Sujet: Recente visite du président turc en Arménie
Le président turc, Abudullah Gül, est revenu de sa visite historique en Arménie avec des espoirs de normalisation des relations tumultueuses entre les deux nations, espoirs exprimés dimanche également par la presse turque et du reste de l’Europe, qui saluait la "diplomatie du football".
M. Gül est le premier président turc à s'être rendu en Arménie depuis l'indépendance en 1991 de cette ex-république soviétique. Il a rencontré samedi son homologue, Serj Sarkisyan, avec lequel il a assisté à Erevan au match aller Turquie-Arménie de qualification pour le Mondial 2010 de football.
"Je pense que ma visite a démoli une barrière psychologique dans le Caucase" s'est félicité M. Gül à son retour d'Arménie, pays avec lequel la Turquie n'entretient pas de relations diplomatiques en raison d'une acerbe querelle sur le caractère des massacres d'Arméniens commis en 1915 sur le territoire de l'Empire ottoman.
M. Gül s'est dit "heureux" d'être "d'accord avec la partie arménienne sur la nécessité d'un dialogue pour faire tomber les obstacles, afin d'améliorer les relations bilatérales".
Dans cette optique, les chefs de la diplomatie arménienne et turque, Edvuar Nalbandyan et Ali Babacan, se rencontreront fin septembre à New York, à l'occasion de l'Assemblée générale des Nations Unies, a fait savoir dimanche le ministère arménien des Affaires étrangères.
La presse turque de dimanche saluait la visite de M. Gül avec enthousiasme, tandis que la discrétion était de mise en Arménie, en l'absence de presse dominicale. La télévision ne faisait elle aucun commentaire.
Le quotidien conservateur turc Zaman titrait sur une "nouvelle ère" dans les relations bilatérales et le journal populaire Milliyet se félicitait d'"un début plein d'espoir".

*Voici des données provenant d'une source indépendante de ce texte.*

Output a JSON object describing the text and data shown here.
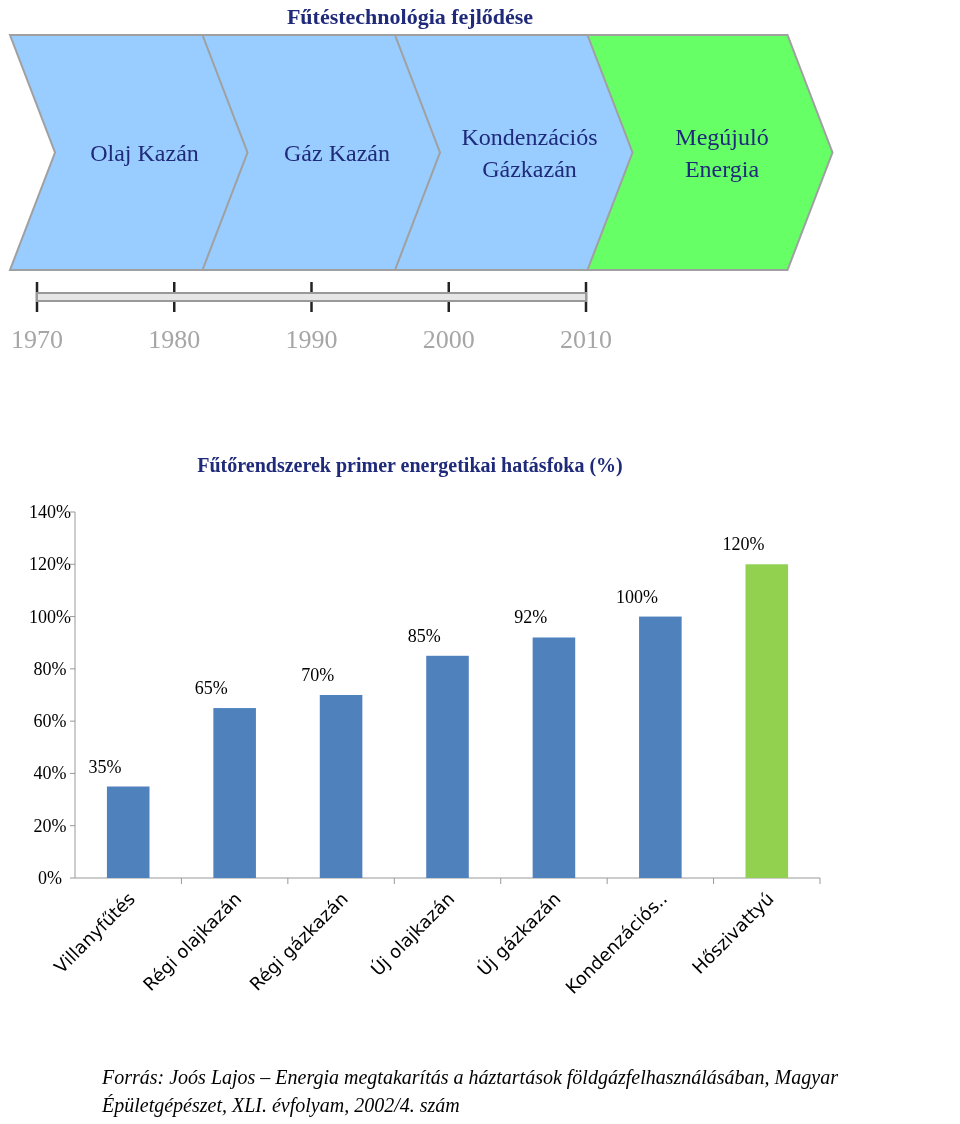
{
  "chart_data": [
    {
      "type": "bar",
      "title": "Fűtéstechnológia fejlődése",
      "orientation": "horizontal",
      "categories": [
        null
      ],
      "base": [
        1970
      ],
      "values": [
        40
      ],
      "colors": [
        "#e6e6e6"
      ],
      "xlim": [
        1970,
        2010
      ],
      "xticks": [
        1970,
        1980,
        1990,
        2000,
        2010
      ],
      "grid": "x",
      "annotations": [
        "Olaj Kazán",
        "Gáz Kazán",
        "Kondenzációs Gázkazán",
        "Megújuló Energia"
      ]
    },
    {
      "type": "bar",
      "title": "Fűtőrendszerek primer energetikai hatásfoka (%)",
      "categories": [
        "Villanyfűtés",
        "Régi olajkazán",
        "Régi gázkazán",
        "Új olajkazán",
        "Új gázkazán",
        "Kondenzációs..",
        "Hőszivattyú"
      ],
      "values": [
        35,
        65,
        70,
        85,
        92,
        100,
        120
      ],
      "colors": [
        "#4f81bd",
        "#4f81bd",
        "#4f81bd",
        "#4f81bd",
        "#4f81bd",
        "#4f81bd",
        "#92d050"
      ],
      "value_labels": [
        "35%",
        "65%",
        "70%",
        "85%",
        "92%",
        "100%",
        "120%"
      ],
      "ylim": [
        0,
        140
      ],
      "yticks": [
        {
          "value": 0,
          "label": "0%"
        },
        {
          "value": 20,
          "label": "20%"
        },
        {
          "value": 40,
          "label": "40%"
        },
        {
          "value": 60,
          "label": "60%"
        },
        {
          "value": 80,
          "label": "80%"
        },
        {
          "value": 100,
          "label": "100%"
        },
        {
          "value": 120,
          "label": "120%"
        },
        {
          "value": 140,
          "label": "140%"
        }
      ],
      "grid": false,
      "annotations": [
        "Forrás: Joós Lajos – Energia megtakarítás a háztartások földgázfelhasználásában, Magyar Épületgépészet, XLI. évfolyam, 2002/4. szám"
      ]
    }
  ]
}
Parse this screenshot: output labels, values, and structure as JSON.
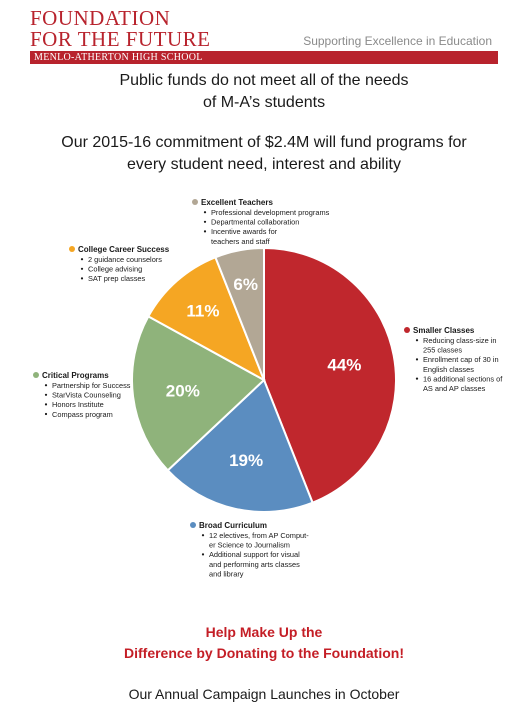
{
  "header": {
    "logo_line1": "FOUNDATION",
    "logo_line2": "FOR THE FUTURE",
    "tagline": "Supporting Excellence in Education",
    "school": "MENLO-ATHERTON HIGH SCHOOL"
  },
  "intro": {
    "line1": "Public funds do not meet all of the needs",
    "line2": "of M-A’s students",
    "line3": "Our 2015-16 commitment of $2.4M will fund programs for",
    "line4": "every student need, interest and ability"
  },
  "chart_data": {
    "type": "pie",
    "title": "",
    "slices": [
      {
        "label": "Smaller Classes",
        "value": 44,
        "value_label": "44%",
        "color": "#c0272d",
        "bullets": [
          "Reducing class-size in",
          "255 classes",
          "Enrollment cap of 30 in",
          "English classes",
          "16 additional sections of",
          "AS and AP classes"
        ]
      },
      {
        "label": "Broad Curriculum",
        "value": 19,
        "value_label": "19%",
        "color": "#5b8dc0",
        "bullets": [
          "12 electives, from AP Comput-",
          "er Science to Journalism",
          "Additional support for visual",
          "and performing arts classes",
          "and library"
        ]
      },
      {
        "label": "Critical Programs",
        "value": 20,
        "value_label": "20%",
        "color": "#8fb37b",
        "bullets": [
          "Partnership for Success",
          "StarVista Counseling",
          "Honors Institute",
          "Compass program"
        ]
      },
      {
        "label": "College Career Success",
        "value": 11,
        "value_label": "11%",
        "color": "#f5a623",
        "bullets": [
          "2 guidance counselors",
          "College advising",
          "SAT prep classes"
        ]
      },
      {
        "label": "Excellent Teachers",
        "value": 6,
        "value_label": "6%",
        "color": "#b2a795",
        "bullets": [
          "Professional development programs",
          "Departmental collaboration",
          "Incentive awards for",
          "teachers and staff"
        ]
      }
    ]
  },
  "cta": {
    "line1": "Help Make Up the",
    "line2": "Difference by Donating to the Foundation!"
  },
  "footer": {
    "launch": "Our Annual Campaign Launches in October"
  }
}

En Europe occidentale, le président en exercice de l'Union européenne Nicolas Sarközy a salué "un geste courageux" des deux pays "alors que la région traverse une crise grave", faisant allusion aux tensions russo-américaines autour du conflit en Géorgie.
Certains journaux estimaient que le sport avait permis de faire avancer la diplomatie, à l'image du quotidien italien La Repubblica, décrivant "un match qui a aplani la route vers la diplomatie et vers un rapprochement décisif entre Ankara et Erevan".
Un avis partagé en Espagne par le quotidien El Pais, et le journal conservateur ABC pour lequel "la Turquie marque un but historique dans la diplomatie du football".
Des analystes estimaient que cette visite ne suffirait pas à résoudre les problèmes aux racines profondes entre les deux pays, mais qu'elle permettrait toutefois d'accélérer les efforts de réconciliation.
"Les pourparlers ont montré qu'il était indispensable de poursuivre les contacts", estimait dimanche l'analyste arménien Sergeyi Þarkaryants.
Attention, souligne toutefois l'analyste politique Cengiz Candar, de ne pas décevoir les espoirs de normalisation. "La déception sera grande si le rapprochement amorcé par le football n'est pas suivi par l'établissement de relations diplomatiques et l'ouverture des frontières", met-il en garde.
L'Arménie estime que les tueries commis sous l'Empire ottoman constituent un "génocide", tandis que le gouvernement turc refuse cette terminologie tout en reconnaissant les massacres ottomans commis essentiellement sur l’actuel territoire de la Turquie.
La Turquie a fermé sa frontière avec l'Arménie en 1993 pour soutenir l'Azerbaïdjan qui est partiellement occupé par les troupes arméniennes notamment dans la région du Nagorny-Karabag.